This article is from the Australian Property Journal archive
NUMEROUS sectors could be exposed to heightened credit risk if Chinese development giant Evergrande was to default, according to Fitch Ratings, although the likelihood of a significant impact on house prices remains low.
One of the three biggest developers in the country, Evergrande is currently bearing the weight of US$300 billion – about $409 billion – in total liabilities.
It has 1,300 developments in 280 cities across the country. Some 1.5 million people have put cash into Evergrande for apartments that may never be built.
“We believe a default would reinforce credit polarisation among homebuilders and could result in headwinds for some smaller banks, although we believe the overall impact on the banking sector would be manageable,” Fitch’s Samuel Hei, Elaine Xu, Andrew Fennell and Duncan Inner-Ker said.
Fitch last week downgraded China Evergrande Group from CCC+ down to CC, indicating it views a default of some kind as probable.
“Mounting investor concern about Evergrande’s creditworthiness has already exacerbated credit polarisation among developers, which has left those with weaker credit metrics struggling to tap debt markets at sustainable interest rates, increasing refinancing risk,” they said.
Beijing introduced the “three red lines” for property developers last year, which imposed limits on liabilities as a share of assets, gearing of under 100% and enough cash to cover short-term debts. Standard & Poor’s estimated just 6% complied with rules at the beginning this year.
While Evergrande has a podium place among China’s developers, the country’s highly fragmented market means its market share in 2020 was only around 4%.

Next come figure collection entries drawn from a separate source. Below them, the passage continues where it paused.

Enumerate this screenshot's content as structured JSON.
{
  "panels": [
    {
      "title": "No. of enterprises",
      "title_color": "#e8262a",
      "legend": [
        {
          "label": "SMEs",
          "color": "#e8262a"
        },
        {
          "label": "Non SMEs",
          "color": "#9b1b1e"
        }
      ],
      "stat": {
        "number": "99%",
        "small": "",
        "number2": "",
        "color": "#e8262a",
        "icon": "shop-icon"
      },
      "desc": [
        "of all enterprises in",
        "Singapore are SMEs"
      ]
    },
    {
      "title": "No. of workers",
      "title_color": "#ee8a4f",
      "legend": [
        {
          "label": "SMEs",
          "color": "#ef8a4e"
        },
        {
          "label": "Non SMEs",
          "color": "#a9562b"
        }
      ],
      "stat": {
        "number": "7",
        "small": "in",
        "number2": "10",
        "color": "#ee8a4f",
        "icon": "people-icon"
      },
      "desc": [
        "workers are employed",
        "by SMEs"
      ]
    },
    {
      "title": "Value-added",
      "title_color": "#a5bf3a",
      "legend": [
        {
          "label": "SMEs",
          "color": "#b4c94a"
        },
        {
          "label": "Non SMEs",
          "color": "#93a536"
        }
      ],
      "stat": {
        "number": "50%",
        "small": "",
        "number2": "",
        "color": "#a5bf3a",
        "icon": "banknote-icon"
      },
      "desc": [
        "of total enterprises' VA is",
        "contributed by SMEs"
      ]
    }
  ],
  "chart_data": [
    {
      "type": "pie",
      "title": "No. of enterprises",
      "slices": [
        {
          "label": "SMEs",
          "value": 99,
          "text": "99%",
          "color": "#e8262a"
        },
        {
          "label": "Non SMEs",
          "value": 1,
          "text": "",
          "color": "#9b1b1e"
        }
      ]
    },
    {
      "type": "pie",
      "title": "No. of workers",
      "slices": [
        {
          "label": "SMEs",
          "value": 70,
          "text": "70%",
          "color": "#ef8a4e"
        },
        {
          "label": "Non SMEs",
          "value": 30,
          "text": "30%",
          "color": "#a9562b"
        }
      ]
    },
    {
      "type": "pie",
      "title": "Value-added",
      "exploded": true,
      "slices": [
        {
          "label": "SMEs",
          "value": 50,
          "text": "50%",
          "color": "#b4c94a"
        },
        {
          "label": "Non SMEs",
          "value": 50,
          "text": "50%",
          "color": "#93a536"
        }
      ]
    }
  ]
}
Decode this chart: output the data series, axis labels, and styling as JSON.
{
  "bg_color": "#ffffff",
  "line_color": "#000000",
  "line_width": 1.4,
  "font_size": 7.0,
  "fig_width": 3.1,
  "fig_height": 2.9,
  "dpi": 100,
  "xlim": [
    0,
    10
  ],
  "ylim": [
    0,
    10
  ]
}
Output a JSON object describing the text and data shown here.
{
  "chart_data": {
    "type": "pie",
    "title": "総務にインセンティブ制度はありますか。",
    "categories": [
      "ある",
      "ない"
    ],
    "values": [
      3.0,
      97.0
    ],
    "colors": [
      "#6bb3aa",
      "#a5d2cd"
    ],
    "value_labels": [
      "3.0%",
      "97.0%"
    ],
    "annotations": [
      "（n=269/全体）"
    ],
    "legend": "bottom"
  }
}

“We believe the risk of significant pressure on house prices in the event of a default would be low, unless the restructuring or liquidation of its assets becomes disorderly. Fitch believes this is something the authorities will want to avoid,” Fitch said.
The government’s priority in a default scenario would be being the completion of Evergrande’s sold projects, Fitch believes.
“Debt associated with the project companies is typically manageable, but we expect potential acquirers would still want to prevent any adverse impact on their operations – or creditworthiness – given tight industry funding conditions.
Banks have direct loan and bond exposure to Evergrande, and exposure to off-balance-sheet wealth-management products, through trust loans. Its liabilities in these areas amounted to about CNY572 billion at the end of June, much of which is believed to held by banks and other financial institutions.
“Banks may also have indirect exposure to Evergrande’s suppliers – the developer’s trade payables stood at CNY667 billion. Smaller banks with higher exposure to Evergrande or to other vulnerable developers could face significant increases in non-performing loans (NPLs), depending on how any credit event involving Evergrande develops.
Growth in banks’ residential mortgages and property development loans decelerated the first half of the year following the introduction of new regulatory caps in January. Fitch’s baseline assumption is that this trend would not be affected by an Evergrande default, with banks continuing to curb property-sector exposure in order to meet regulatory requirements.
At a macro level, an Evergrande default could damage consumer confidence if it were to affect households’ deposits for homes that have not yet been completed, but the government would assumedly act to protect households’ interests.
“Risks to our growth outlook on China are mitigated by the government’s capacity to intervene with policies to shore up the housing market, but we believe the threshold for such support will be high – as it might set back other priorities such as reducing real-estate lending concentration and tackling the high cost of housing.